Toujours à Rome. — Une rue.
Entre CINNA le poëte.

cinna. — J’ai rêvé cette nuit que j’étais à un banquet avec César, et mon imagination est obsédée d’idées funestes. Je me sens de la répugnance à sortir de ma maison ; cependant quelque chose m’entraîne.

(Entrent des citoyens.)

premier citoyen. — Quel est votre nom ?

second citoyen. — Où allez-vous ?

troisième citoyen. — Où demeurez-vous ?

quatrième citoyen. — Êtes-vous marié ou garçon ?

second citoyen. — Répondez sans détour à chacun de nous.

premier citoyen. — Oui, et brièvement.

quatrième citoyen. — Oui, et sagement.

troisième citoyen. — Oui, et véridiquement ; vous ferez bien.

cinna. — Quel est mon nom, où je vais, où je demeure, si je suis marié ou garçon ? Eh bien pour répondre à chacun de vous sans détour, brièvement, véridiquement et sagement, je dis sagement : Je suis garçon.

second citoyen. — Autant dire : Il n’y a que les imbéciles qui se marient. Vous pourriez bien être rossé pour ça, j’en ai peur.
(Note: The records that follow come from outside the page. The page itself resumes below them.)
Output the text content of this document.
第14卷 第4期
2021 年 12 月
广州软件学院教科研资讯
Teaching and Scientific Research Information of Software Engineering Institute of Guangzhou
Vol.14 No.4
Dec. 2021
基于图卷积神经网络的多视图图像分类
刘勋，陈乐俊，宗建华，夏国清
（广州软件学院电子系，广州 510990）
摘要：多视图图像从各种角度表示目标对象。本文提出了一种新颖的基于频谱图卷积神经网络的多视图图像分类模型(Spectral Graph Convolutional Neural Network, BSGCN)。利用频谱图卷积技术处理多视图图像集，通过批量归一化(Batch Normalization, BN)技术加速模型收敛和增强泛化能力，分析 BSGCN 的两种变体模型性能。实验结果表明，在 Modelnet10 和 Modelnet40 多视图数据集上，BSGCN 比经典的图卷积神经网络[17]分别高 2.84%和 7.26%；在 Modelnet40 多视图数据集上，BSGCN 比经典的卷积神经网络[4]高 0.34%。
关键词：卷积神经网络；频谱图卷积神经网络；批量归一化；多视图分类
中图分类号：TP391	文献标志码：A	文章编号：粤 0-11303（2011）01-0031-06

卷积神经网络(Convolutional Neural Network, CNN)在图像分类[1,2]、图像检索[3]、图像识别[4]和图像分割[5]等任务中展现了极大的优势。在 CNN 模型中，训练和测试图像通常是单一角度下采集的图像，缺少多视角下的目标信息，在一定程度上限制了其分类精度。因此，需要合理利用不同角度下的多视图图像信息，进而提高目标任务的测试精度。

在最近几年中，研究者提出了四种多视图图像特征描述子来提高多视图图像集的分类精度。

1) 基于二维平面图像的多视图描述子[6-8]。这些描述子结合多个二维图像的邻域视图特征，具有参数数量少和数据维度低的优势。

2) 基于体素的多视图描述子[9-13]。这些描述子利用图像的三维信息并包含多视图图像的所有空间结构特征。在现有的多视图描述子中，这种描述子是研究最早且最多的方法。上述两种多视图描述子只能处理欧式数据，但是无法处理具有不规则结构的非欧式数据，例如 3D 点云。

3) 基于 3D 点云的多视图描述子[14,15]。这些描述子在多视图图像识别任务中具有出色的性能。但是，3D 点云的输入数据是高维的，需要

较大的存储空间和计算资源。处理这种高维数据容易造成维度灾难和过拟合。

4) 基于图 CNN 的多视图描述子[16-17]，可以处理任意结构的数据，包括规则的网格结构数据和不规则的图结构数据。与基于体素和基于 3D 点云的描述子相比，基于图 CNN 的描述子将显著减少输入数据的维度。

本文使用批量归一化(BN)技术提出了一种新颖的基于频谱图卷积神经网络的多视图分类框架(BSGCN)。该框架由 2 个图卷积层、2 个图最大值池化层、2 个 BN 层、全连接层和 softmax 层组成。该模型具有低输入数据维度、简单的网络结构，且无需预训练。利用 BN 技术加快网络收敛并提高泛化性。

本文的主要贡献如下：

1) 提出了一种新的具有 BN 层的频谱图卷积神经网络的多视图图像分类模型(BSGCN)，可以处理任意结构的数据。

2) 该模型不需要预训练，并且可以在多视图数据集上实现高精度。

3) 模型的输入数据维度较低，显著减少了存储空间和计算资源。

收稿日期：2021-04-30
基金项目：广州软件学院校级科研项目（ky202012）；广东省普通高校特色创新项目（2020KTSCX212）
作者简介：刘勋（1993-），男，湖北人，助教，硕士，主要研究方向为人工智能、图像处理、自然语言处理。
Poursuivez et sans détour.

cinna. — Sans détour ? J’allais aux funérailles de César.

premier citoyen. — Comme ami, ou comme ennemi ?

cinna. — Comme ami.

second citoyen. — C’est répondre sans détour.

quatrième citoyen. — Et votre demeure ? Brièvement.
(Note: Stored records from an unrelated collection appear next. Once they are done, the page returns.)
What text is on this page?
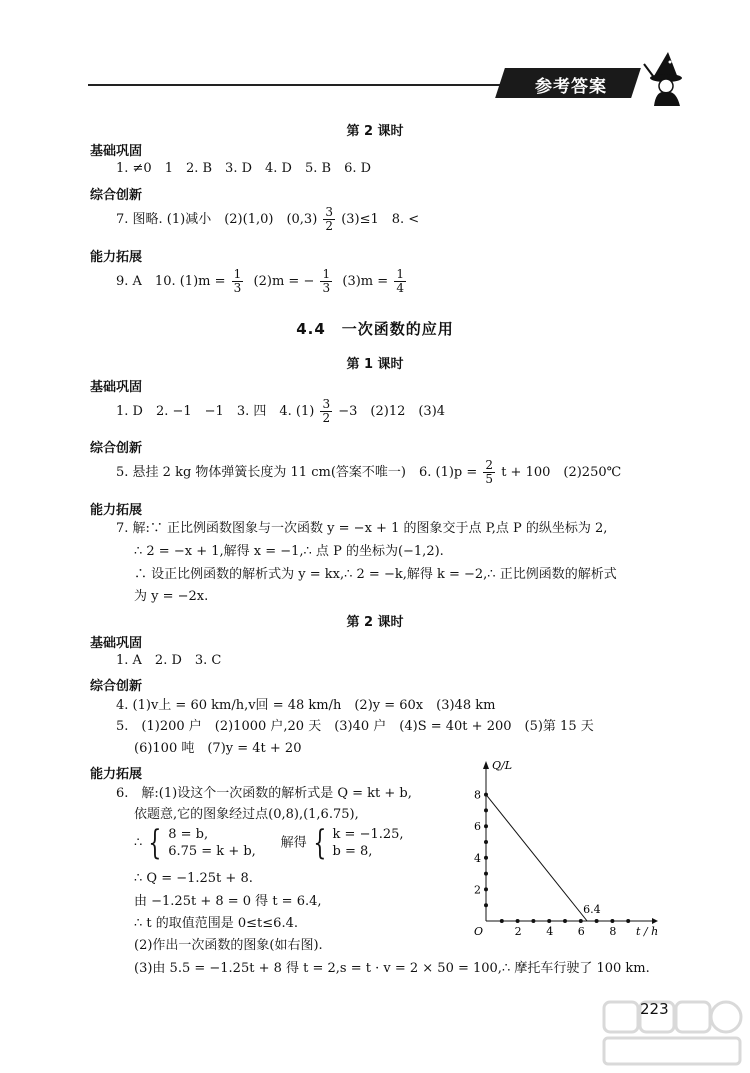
参考答案
第 2 课时
基础巩固
1. ≠0　1　2. B　3. D　4. D　5. B　6. D
综合创新
7. 图略. (1)减小　(2)(1,0)　$(0,3) \frac{3}{2} (3)\le 1$　8. <
能力拓展
9. A　10. $(1)m = \frac{1}{3} (2)m$ = − $\frac{1}{3} (3)m = \frac{1}{4}$
4.4　一次函数的应用
第 1 课时
基础巩固
1. D　2. −1　−1　3. 四　4. $(1) \frac{3}{2} -3$　(2)12　(3)4
综合创新
5. 悬挂 2 kg 物体弹簧长度为 11 cm(答案不唯一)　6. $(1)p = \frac{2}{5}$ t + 100　(2)250℃
能力拓展
7. 解:∵ 正比例函数图象与一次函数 y = −x + 1 的图象交于点 P,点 P 的纵坐标为 2,
∴ 2 = −x + 1,解得 x = −1,∴ 点 P 的坐标为(−1,2).
∴ 设正比例函数的解析式为 y = kx,∴ 2 = −k,解得 k = −2,∴ 正比例函数的解析式
为 y = −2x.
第 2 课时
基础巩固
1. A　2. D　3. C
综合创新
4. (1)v上 = 60 km/h,v回 = 48 km/h　(2)y = 60x　(3)48 km
5.　(1)200 户　(2)1000 户,20 天　(3)40 户　(4)S = 40t + 200　(5)第 15 天
(6)100 吨　(7)y = 4t + 20
能力拓展
6.　解:(1)设这个一次函数的解析式是 Q = kt + b,
依题意,它的图象经过点(0,8),(1,6.75),
∴ { 8 = b,
6.75 = k + b,
解得 { k = −1.25,
b = 8,
∴ Q = −1.25t + 8.
由 −1.25t + 8 = 0 得 t = 6.4,
∴ t 的取值范围是 0≤t≤6.4.
(2)作出一次函数的图象(如右图).
(3)由 5.5 = −1.25t + 8 得 t = 2,s = t · v = 2 × 50 = 100,∴ 摩托车行驶了 100 km.
Q/L
t / h
O
2
4
6
8
2 4 6 8
6.4
223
cinna. — Brièvement ? Je demeure près du Capitole.

troisième citoyen. — Et votre nom, s’il vous plaît ? véridiquement.

cinna. — Véridiquement ? Mon nom est Cinna.

premier citoyen. — Mettons-le en pièces : c’est un conspirateur.
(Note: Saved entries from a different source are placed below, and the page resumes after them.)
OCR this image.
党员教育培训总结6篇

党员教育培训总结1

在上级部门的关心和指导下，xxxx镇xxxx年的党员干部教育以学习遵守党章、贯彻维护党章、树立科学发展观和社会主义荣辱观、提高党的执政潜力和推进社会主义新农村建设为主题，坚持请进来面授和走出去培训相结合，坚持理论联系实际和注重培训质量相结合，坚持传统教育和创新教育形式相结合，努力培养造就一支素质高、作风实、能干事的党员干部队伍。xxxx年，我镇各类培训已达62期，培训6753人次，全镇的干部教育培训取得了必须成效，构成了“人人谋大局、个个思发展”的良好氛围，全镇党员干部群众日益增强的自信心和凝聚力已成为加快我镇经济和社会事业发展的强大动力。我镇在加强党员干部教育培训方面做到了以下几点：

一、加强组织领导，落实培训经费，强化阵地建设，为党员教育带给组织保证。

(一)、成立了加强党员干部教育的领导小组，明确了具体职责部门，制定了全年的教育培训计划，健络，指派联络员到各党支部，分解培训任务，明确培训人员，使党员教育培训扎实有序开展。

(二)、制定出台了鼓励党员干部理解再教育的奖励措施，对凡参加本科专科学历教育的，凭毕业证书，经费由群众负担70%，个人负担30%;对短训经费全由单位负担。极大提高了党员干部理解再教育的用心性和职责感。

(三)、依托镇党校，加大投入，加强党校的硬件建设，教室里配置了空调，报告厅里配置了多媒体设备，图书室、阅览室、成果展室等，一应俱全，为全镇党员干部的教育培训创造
cinna. — Je suis Cinna le poëte, je suis Cinna le poëte.

quatrième citoyen. — Mettons-le en pièces pour ses mauvais vers mettons-le en pièces pour ses mauvais vers.

cinna. — Je ne suis point Cinna le conspirateur.

quatrième citoyen. — N’importe, il se nomme Cinna ; arrachons seulement son nom de son cœur, et puis nous le laisserons aller.

troisième citoyen. — Déchirons-le, déchirons-le, — Allons, des brandons, holà, des brandons de feu ! — Chez Brutus, chez Cassius, brûlons tout. — Quelques-uns à la maison de Décius, quelques-uns chez Ligarius : partons, courons.

(Ils sortent.)
FIN DU TROISIÈME ACTE.
  1. Cassius or Cæsar never shall turn back. Voltaire traduit :

    Cassius ou César tournerait-il le dos ?

  2. Voltaire traduit :

    Lorsque César fait tout, il a toujours raison.

  3. Suétone rapporte seulement comme un ouï dire, auquel même il n’ajoute pas foi, que César dit en grec à Brutus καὶ σὺ, τέκνον, et toi aussi mon fils. Les historiens ont depuis naturalisé ce mot en latin, et en ont fait le et tu, Brute, mot devenu si populaire, que Shakspeare n’imagina pas probablement qu’il fût permis de le faire passer dans une autre langue. Il est assez singulier que Voltaire n’ait pas fait mention de cette bizarrerie.
  4. Voltaire a traduit :

    Allez, qu’aucun Romain ne prenne ici l’audace
    De soutenir ce meurtre, et de parler pour nous ;
    C’est un droit qui n’est dû qu’aux seuls vengeurs de Rome.

  5. Ô world, thou wast the forest to this hart
    and this, indeed, O world, the heart of thee.

    Hart, cerf, et heart, cœur, se prononcent de la même manière : ainsi la phrase d’Antoine signifiera également, il était ton cœur ou ton centre, et il était ton cerf.

  6. Havock ! (dévastation, carnage) était en Angleterre, dans les anciens temps, le cri par lequel on ordonnait aux combattants de ne faire aucun quartier.
  7. No Rome of safety. Shaksheare a eu probablement ici l’intention de renouveler le jeu de mots entre Rome et room, déjà employé dans la première scène, entre Cassius et Brutus.